I have parcels with the type of crop culture for each year for 5 years. I want to create a clustering of my parcels which would indicate the type of crop rotation based on the number of occurences of each crop type during the 5 years on a plot.
My dataframe looks like this:
data <- data.frame(
ID = 1:100, # Adding a column for IDs
matrix(sample(0:5, 100 * 15, replace = TRUE), ncol = 15)
)
I used this method to do the clustering (based on inertia, I know that my clustering can discriminate itself into 8 clusters):
clust = stats::hclust(vegan::vegdist(data %>% select(X1:X15)), method = "ward.D2")
clust$labels = data$ID
groups = stats::cutree(clust, 8)
data$cluster = as.factor(groups)
names_clust = data.frame(cluster = c(1:8), nom_cluster = c("Maize Rotation", "Beet low / diverse rotation", "Beet main rotation", "Legumes dominant", "Permanent grassland type", "Grassland dominant", "Fallow", "Fruit trees / Vegetables"))
data = data %>%
merge(names_clust, by = "cluster", all.x = T)

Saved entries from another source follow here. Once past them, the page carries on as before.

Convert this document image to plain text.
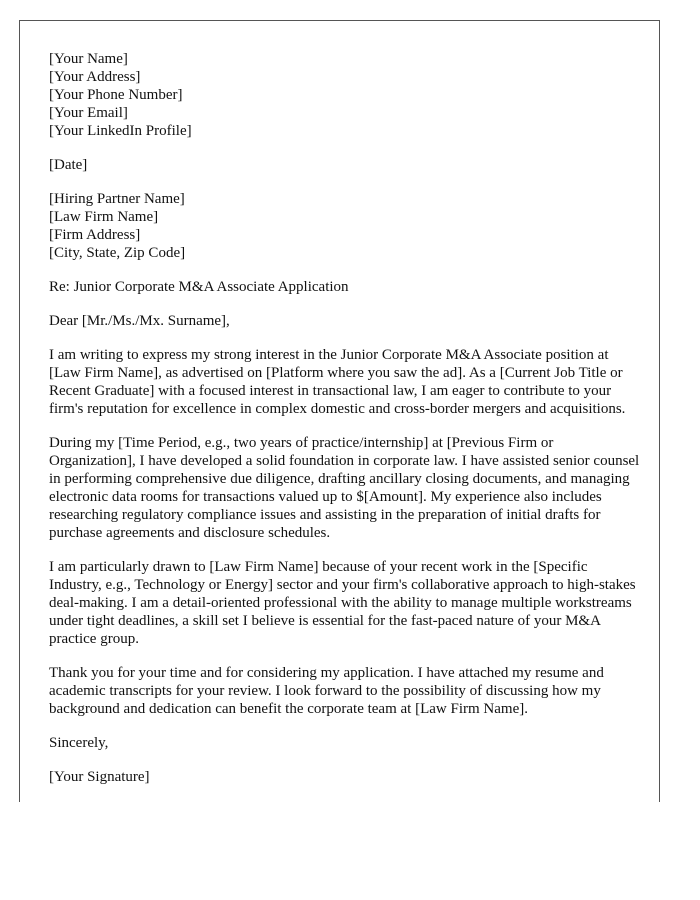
[Your Name]
[Your Address]
[Your Phone Number]
[Your Email]
[Your LinkedIn Profile]
[Date]
[Hiring Partner Name]
[Law Firm Name]
[Firm Address]
[City, State, Zip Code]
Re: Junior Corporate M&A Associate Application
Dear [Mr./Ms./Mx. Surname],

I am writing to express my strong interest in the Junior Corporate M&A Associate position at [Law Firm Name], as advertised on [Platform where you saw the ad]. As a [Current Job Title or Recent Graduate] with a focused interest in transactional law, I am eager to contribute to your firm's reputation for excellence in complex domestic and cross-border mergers and acquisitions.

During my [Time Period, e.g., two years of practice/internship] at [Previous Firm or Organization], I have developed a solid foundation in corporate law. I have assisted senior counsel in performing comprehensive due diligence, drafting ancillary closing documents, and managing electronic data rooms for transactions valued up to $[Amount]. My experience also includes researching regulatory compliance issues and assisting in the preparation of initial drafts for purchase agreements and disclosure schedules.

I am particularly drawn to [Law Firm Name] because of your recent work in the [Specific Industry, e.g., Technology or Energy] sector and your firm's collaborative approach to high-stakes deal-making. I am a detail-oriented professional with the ability to manage multiple workstreams under tight deadlines, a skill set I believe is essential for the fast-paced nature of your M&A practice group.

Thank you for your time and for considering my application. I have attached my resume and academic transcripts for your review. I look forward to the possibility of discussing how my background and dedication can benefit the corporate team at [Law Firm Name].

Sincerely,
[Your Signature]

The clustering is always accurate, the corresponding parcels go well together, but the corresponding number for each cluster isn't consistent everytime I run the code, which does give me a problem when naming the clusters by their "character" name.
I tried the set.seed() function thinking the group numbering was random, but it does not have appeared to work.